Theft of proprietary information and financial fraud represent the most serious financial losses. A company has a duty to its stockholders to protect its assets - both intellectual and monetary - and direct theft via the Internet is a growing threat to business stability. Today, billions of dollars of revenues are now transacted online, and companies need to ensure that these transactions are secure.

Additionally, security breaches can have far reaching implications that go beyond immediate financial losses. One obvious implication is on reputation. In the UK, for example, it was recently revealed that users of an online bank could access the financial details of other account holders. It would be difficult to estimate the considerable financial impact that such a security violation would have on consumer confidence and the ability to attract new customers. Security solutions should be treated as long-term investments that build credibility and trust between an organisation, its partners, suppliers and customers.

How much is your data worth?
Despite so much at risk from security flaws, companies persist in spending only a fraction of their IT budgets on security measures. One reason for this is that such measures do not contribute directly to the bottom line. A CEO of a computer security firm was reported as saying, 'Organisations usually spend more on coffee supplies than computer security' for this very reason. And when IT budgets are cut, security is usually one of the first in the firing line. Such complacency is foolish, and bred from the 'it will never happen to us' attitude.

However, recent reports show that companies appear to be sitting up and taking notice. Heightened awareness of security threats are predicted to drive IT security spending by US companies from $5.67 billion in 2000 to $19.7 billion in 2004, according to Forrester Research. However, the same report stated that the average IT budget for internal security would drop in the period 2000 - 2002, illustrating the fact that internal breaches are still considered less of a threat despite research to the contrary.

We are at the very dawn of the information age.

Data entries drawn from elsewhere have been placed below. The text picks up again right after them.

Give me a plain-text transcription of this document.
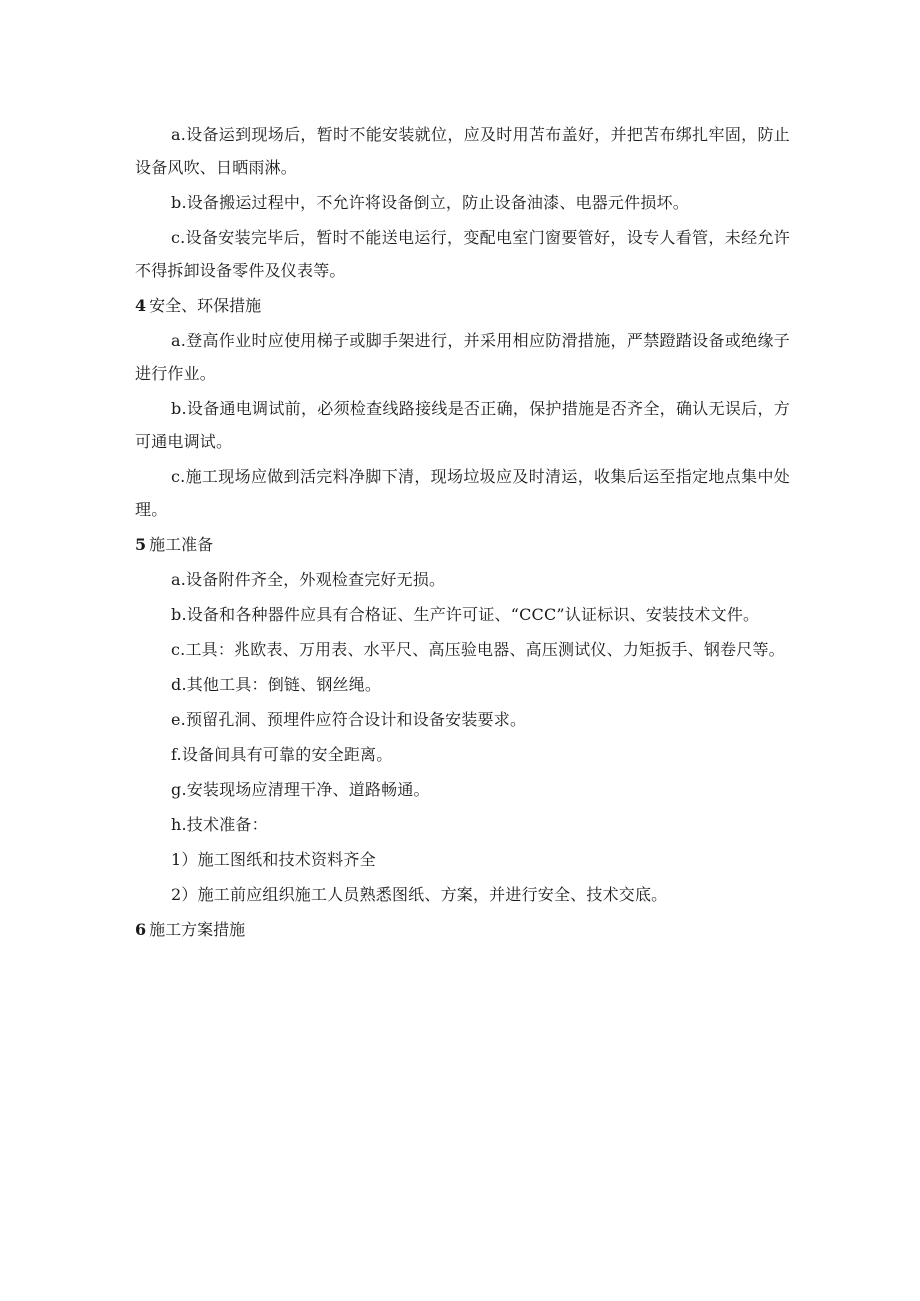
a.设备运到现场后，暂时不能安装就位，应及时用苫布盖好，并把苫布绑扎牢固，防止设备风吹、日晒雨淋。

b.设备搬运过程中，不允许将设备倒立，防止设备油漆、电器元件损坏。

c.设备安装完毕后，暂时不能送电运行，变配电室门窗要管好，设专人看管，未经允许不得拆卸设备零件及仪表等。

4 安全、环保措施

a.登高作业时应使用梯子或脚手架进行，并采用相应防滑措施，严禁蹬踏设备或绝缘子进行作业。

b.设备通电调试前，必须检查线路接线是否正确，保护措施是否齐全，确认无误后，方可通电调试。

c.施工现场应做到活完料净脚下清，现场垃圾应及时清运，收集后运至指定地点集中处理。

5 施工准备

a.设备附件齐全，外观检查完好无损。

b.设备和各种器件应具有合格证、生产许可证、“CCC”认证标识、安装技术文件。

c.工具：兆欧表、万用表、水平尺、高压验电器、高压测试仪、力矩扳手、钢卷尺等。

d.其他工具：倒链、钢丝绳。

e.预留孔洞、预埋件应符合设计和设备安装要求。

f.设备间具有可靠的安全距离。

g.安装现场应清理干净、道路畅通。

h.技术准备：

1）施工图纸和技术资料齐全

2）施工前应组织施工人员熟悉图纸、方案，并进行安全、技术交底。

6 施工方案措施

More information will be created in the next two years than in all previous history1, as we move into such staggering volumes of data as petabytes, and eventually exabytes - one billion gigabytes - of digital information. These incredible mountains of data will be at risk if not stored and managed securely, and security is too important to be an afterthought or treated as an optional extra. Fixing security problems after they've been discovered can be a costly business. Security should be at the centre of any software purchasing decision and protecting an organisation's data should be considered a core business strategy in the new world of 'born-digital' information.